Solving the rural hospital dilemma to address aging and isolation
How do we take on the facts that health tends to be worse and demand for mental health services and the suicide rate are rising in rural communities?
The core healthcare challenges in rural communities are transportation because people have to travel to get care and many senior citizens can no longer drive, social isolation, the availability of specialized services, and the financial viability of rural hospitals.
I spoke with Tyler Malone, a research Investigator for the North Carolina Rural Health Research Program in the Cecil G. Sheps Center for Health Services Research at the University of North Carolina at Chapel Hill about how to address these problems by enhancing rural hospitals.
The risk of living in a rural community
Rural communities can be diverse ethnically and culturally, but they all tend to be older, poorer, and isolated. Therefore, health tends to be worse than in suburban and some urban areas.
Also, demand for mental health services is rising in rural areas along with the suicide rate. It seems like social isolation and limited economic opportunity are to blame.
The core healthcare challenges in rural communities are transportation because people have to travel to get care and many senior citizens can no longer drive, the availability of specialized services, and the financial viability of rural hospitals.
Solutions to revolve around the future of rural hospitals
Many rural hospitals are facing insufficient demand for their services and capabilities to generate enough revenue to cover their fixed costs. Further, many rural residents are poor. Medicaid does not pay hospitals well, and without it people can’t pay for care in the first place.
The risk of hospital closings is that people with complicated situations and/or who must be treated immediately can’t get care.

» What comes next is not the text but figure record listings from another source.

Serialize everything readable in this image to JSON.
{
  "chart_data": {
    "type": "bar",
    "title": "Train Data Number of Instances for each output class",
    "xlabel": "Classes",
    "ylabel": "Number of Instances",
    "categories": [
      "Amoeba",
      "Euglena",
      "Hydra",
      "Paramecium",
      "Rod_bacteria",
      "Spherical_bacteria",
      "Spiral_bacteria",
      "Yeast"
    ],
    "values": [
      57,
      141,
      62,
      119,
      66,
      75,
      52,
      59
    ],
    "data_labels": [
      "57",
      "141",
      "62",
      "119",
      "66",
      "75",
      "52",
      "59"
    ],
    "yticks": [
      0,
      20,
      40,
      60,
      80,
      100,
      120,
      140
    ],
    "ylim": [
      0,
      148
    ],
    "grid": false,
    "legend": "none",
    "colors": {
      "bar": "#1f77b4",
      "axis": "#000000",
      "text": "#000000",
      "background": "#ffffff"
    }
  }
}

Complicating things is that many people “bypass” their rural hospital, believing that going to a suburban or urban facility is better. Bypassing rural hospitals threatens their viability because they miss out on revenue they otherwise might have received.

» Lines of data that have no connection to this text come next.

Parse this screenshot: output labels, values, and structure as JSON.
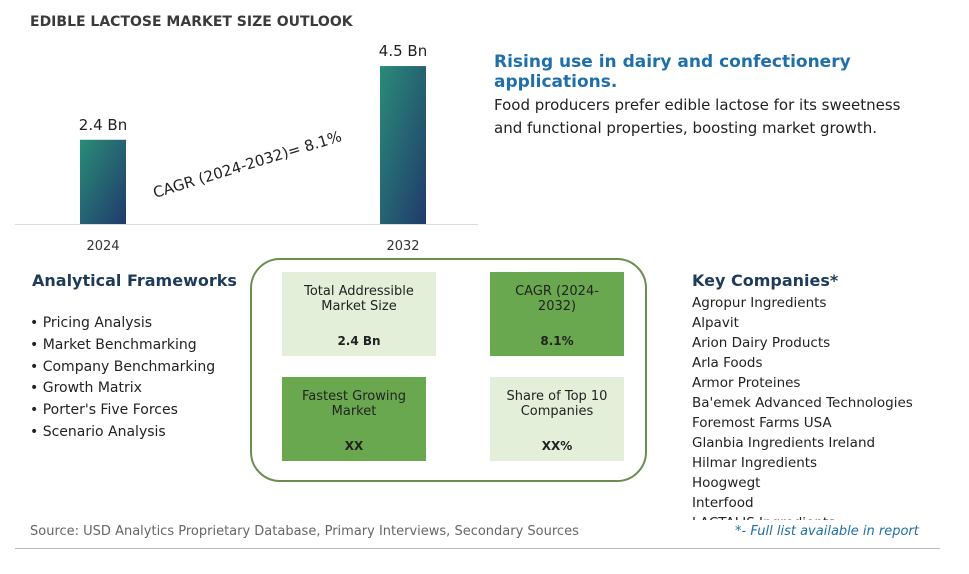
{
  "chart_data": {
    "type": "bar",
    "title": "EDIBLE LACTOSE MARKET SIZE OUTLOOK",
    "categories": [
      "2024",
      "2032"
    ],
    "values": [
      2.4,
      4.5
    ],
    "value_labels": [
      "2.4 Bn",
      "4.5 Bn"
    ],
    "annotation": "CAGR (2024-2032)=  8.1%"
  },
  "highlight": {
    "heading": "Rising use in dairy and confectionery applications.",
    "text": "Food producers prefer edible lactose for its sweetness and functional properties, boosting market growth."
  },
  "frameworks": {
    "title": "Analytical Frameworks",
    "items": [
      "Pricing Analysis",
      "Market Benchmarking",
      "Company Benchmarking",
      "Growth Matrix",
      "Porter's Five Forces",
      "Scenario Analysis"
    ]
  },
  "metrics": [
    {
      "label": "Total Addressible Market Size",
      "value": "2.4 Bn"
    },
    {
      "label": "CAGR (2024-2032)",
      "value": "8.1%"
    },
    {
      "label": "Fastest Growing Market",
      "value": "XX"
    },
    {
      "label": "Share of Top 10 Companies",
      "value": "XX%"
    }
  ],
  "companies": {
    "title": "Key Companies*",
    "items": [
      "Agropur Ingredients",
      "Alpavit",
      "Arion Dairy Products",
      "Arla Foods",
      "Armor Proteines",
      "Ba'emek Advanced Technologies",
      "Foremost Farms USA",
      "Glanbia Ingredients Ireland",
      "Hilmar Ingredients",
      "Hoogwegt",
      "Interfood",
      "LACTALIS Ingredients"
    ]
  },
  "footer": {
    "source": "Source: USD Analytics Proprietary Database, Primary Interviews, Secondary Sources",
    "note": "*- Full list available in report"
  }
}
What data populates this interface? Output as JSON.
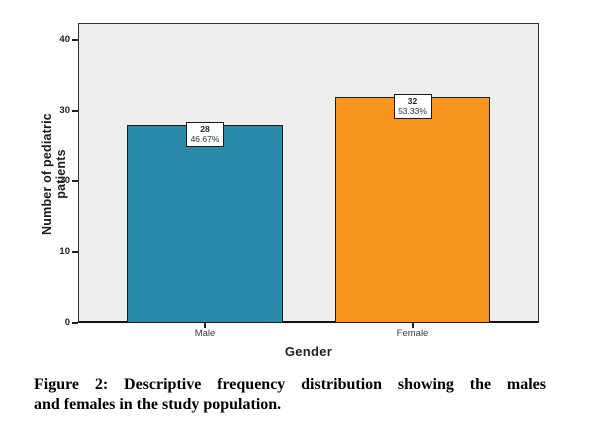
{
  "chart_data": {
    "type": "bar",
    "title": "",
    "categories": [
      "Male",
      "Female"
    ],
    "values": [
      28,
      32
    ],
    "bar_labels": [
      {
        "value": "28",
        "percent": "46.67%"
      },
      {
        "value": "32",
        "percent": "53.33%"
      }
    ],
    "bar_colors": [
      "#2a8aa9",
      "#f7941d"
    ],
    "xlabel": "Gender",
    "ylabel": "Number of pediatric patients",
    "yticks": [
      0,
      10,
      20,
      30,
      40
    ],
    "ylim": [
      0,
      42.4
    ],
    "plot_background": "#ededed",
    "grid": "off",
    "legend": "none"
  },
  "caption": {
    "line1": "Figure 2: Descriptive frequency distribution showing the males",
    "line2": "and females in the study population."
  }
}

The research community hypothesizes that people may believe that urban hospitals are better than rural hospitals, because they hear about newer facilities and equipment and nice cafeterias.

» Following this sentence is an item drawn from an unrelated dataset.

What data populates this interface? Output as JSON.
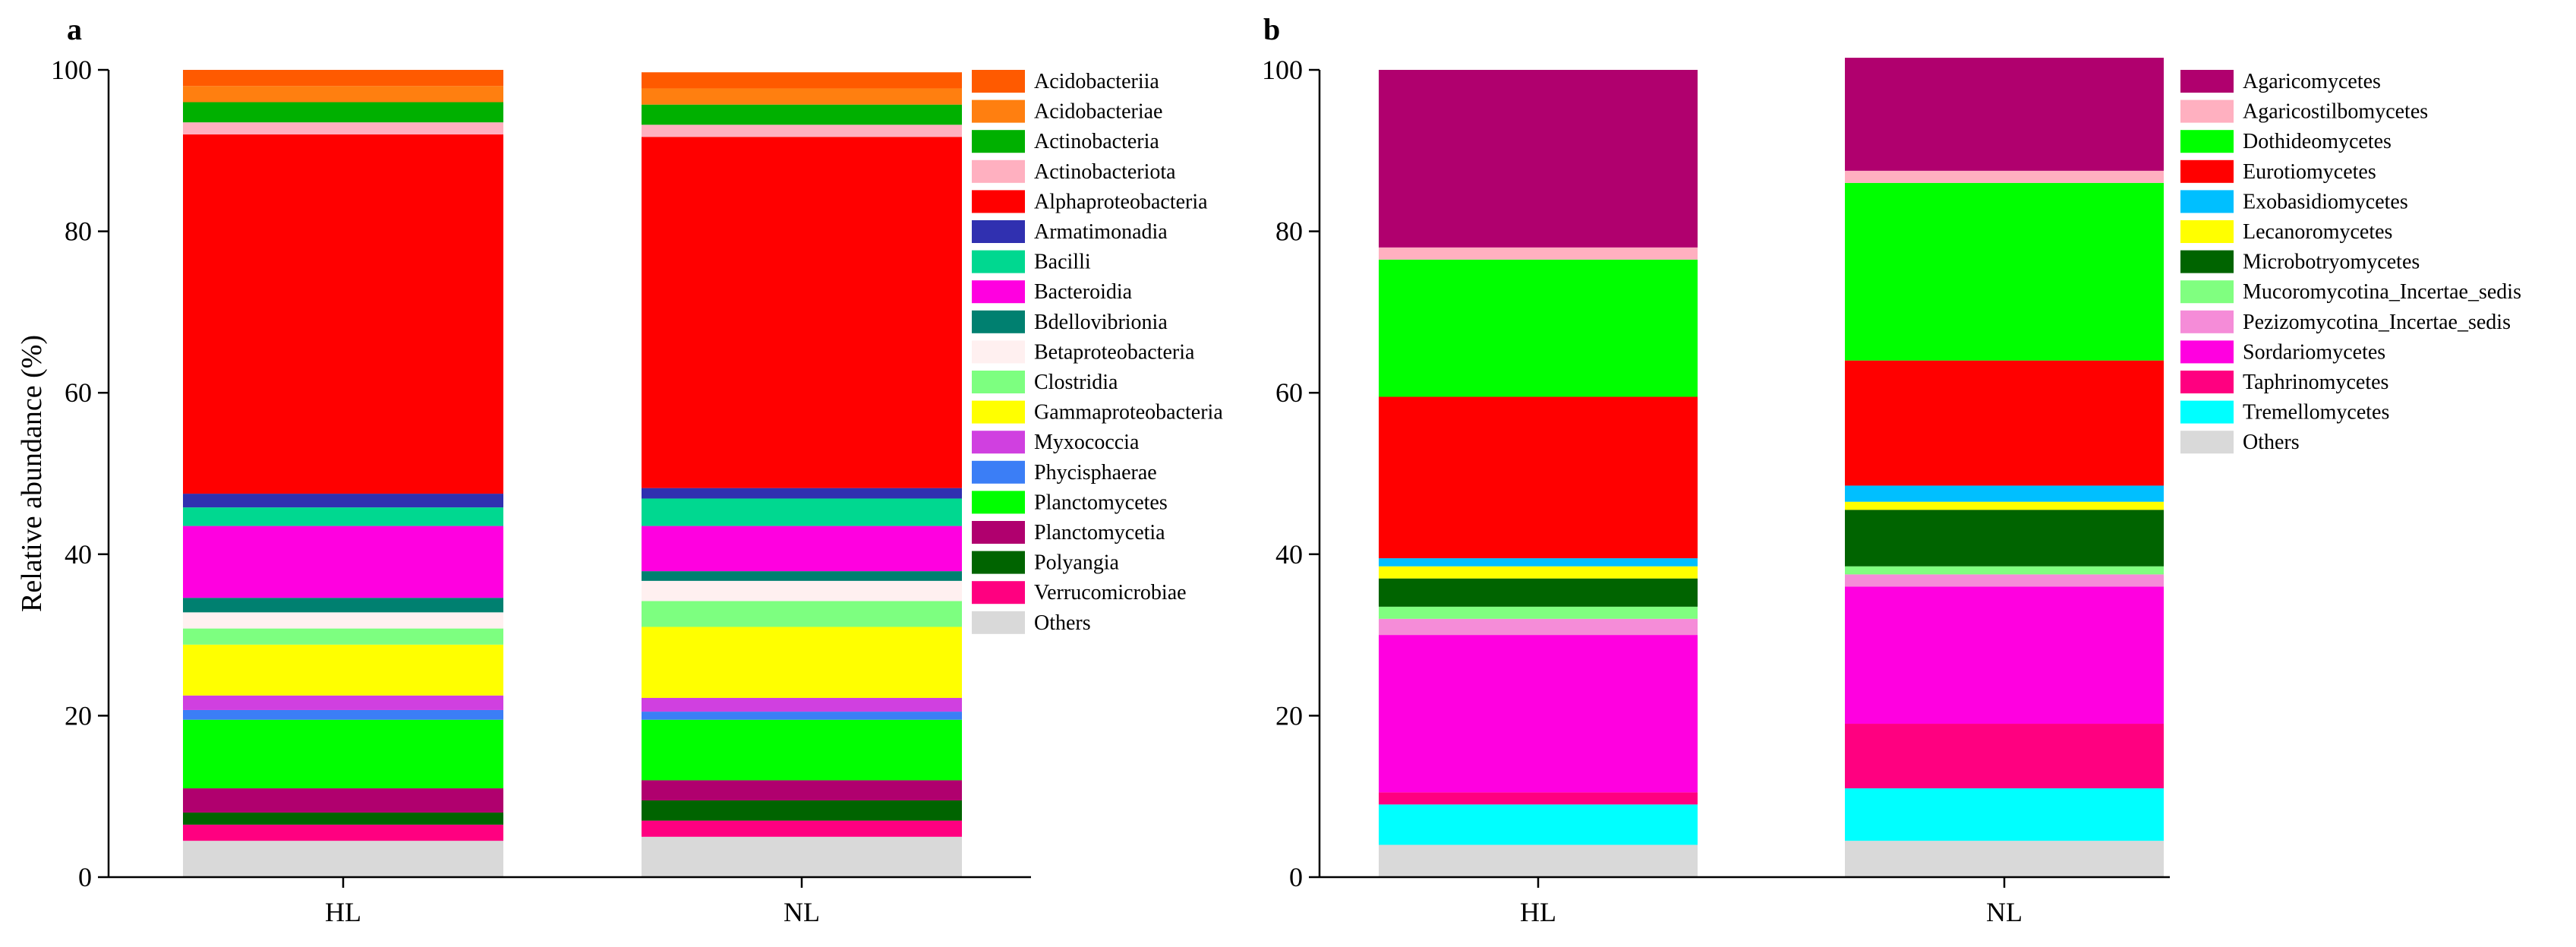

The reality is that rural hospitals are as good or better than suburban and urban hospitals when comparing outcomes of routine procedures.
However, suburban and urban hospitals typically perform better in specialized services because the volume of cases gives clinicians more experience treating a wider variety of conditions and complications.
So when there is a greater risk of post-surgical complications, as there often is with lower-income and older people, it makes sense to go to a hospital where the doctors have seen a wider variety of situations.
Still, even if people have to visit a hospital that is far away to take care of an urgent need, they may not return for follow-up visits because they lack transportation, or it is simply too far. Putting off care can lead to complications, which then puts people back in the position of needing urgent care.
To help people make informed decisions before traveling to a distant hospital, an organization called The Leapfrog Group provides the availability of different services and outcomes associated with them at specific hospitals.
Another risk of rural hospitals closing is that they are often the largest employers in small towns. When they close people leave, increasing isolation and lack of access to care for those who remain. Economic conditions get even worse after years of decline brought on by the departure and closure of manufacturing and distribution operations over the last 50 years.
What’s left would be chain retail stores, restaurants, and organizations that cater to old and low-income people.
Combined, figuring out the most appropriate services for rural hospitals to provide to serve the community and remain financially viable is critical.
Solving the rural care dilemma
Where Medicaid covers a broad enough population, it can allow more people to access care. That would drive demand for services, which would increase the viability of local hospitals.
Still, the underlying problems are still age, isolation, low incomes and poverty, and transportation.
Some Staes are exploring rural emergency hospitals (REH), which would have fewer than 50 beds, only focus on emergency and outpatient services, and not offer inpatient services.
These types of hospitals wold provide services that need to be delivered right away. People would have to go further away for hospital stays. The catch is that hospitalization may also be required immediately.
The questions become how people will be transported in a reasonable amount of time and what capacity of inpatient services in rural hospitals is required.
Rural communities have a history of applying their own solutions to local problems, so many rural communities want to figure this out by themselves.
For example, New Growth Transit is an example of addressing the transportation challenges of rural communities. New Growth Transit, a Missouri organization comprised of a volunteer network of local drivers, takes people with mobility challenges to healthcare facilities that are further away and with getting to grocery shopping and local doctors appointments.
A services like Mental Health GPS might also be valuable to rural communities. It connects people who don’t know where to turn for mental and behavioral services to local resources.
And again, people can checkout The Leapfrog Group to help them decide which hospitals to go to based on the availability of services and outcomes of them.
If you live in a rural community, you can find its rural-urban community area (RUCA) code to see how “rural” it really is. A higher number means less access. RUCA codes are based on population density, levels of urbanization and journey-to-work commuting to characterize all U.S. census tracts with respect to their rural/urban status and commuting relationships to other census tracts.
The Cecil G. Sheps Center for Health Services Research at UNC-CH has a “financial distress” model that evaluates whether or not a hospital could potentially close.
The Rural health information Hub provides a range of information and resources about rural health, including news, reports, and analysis.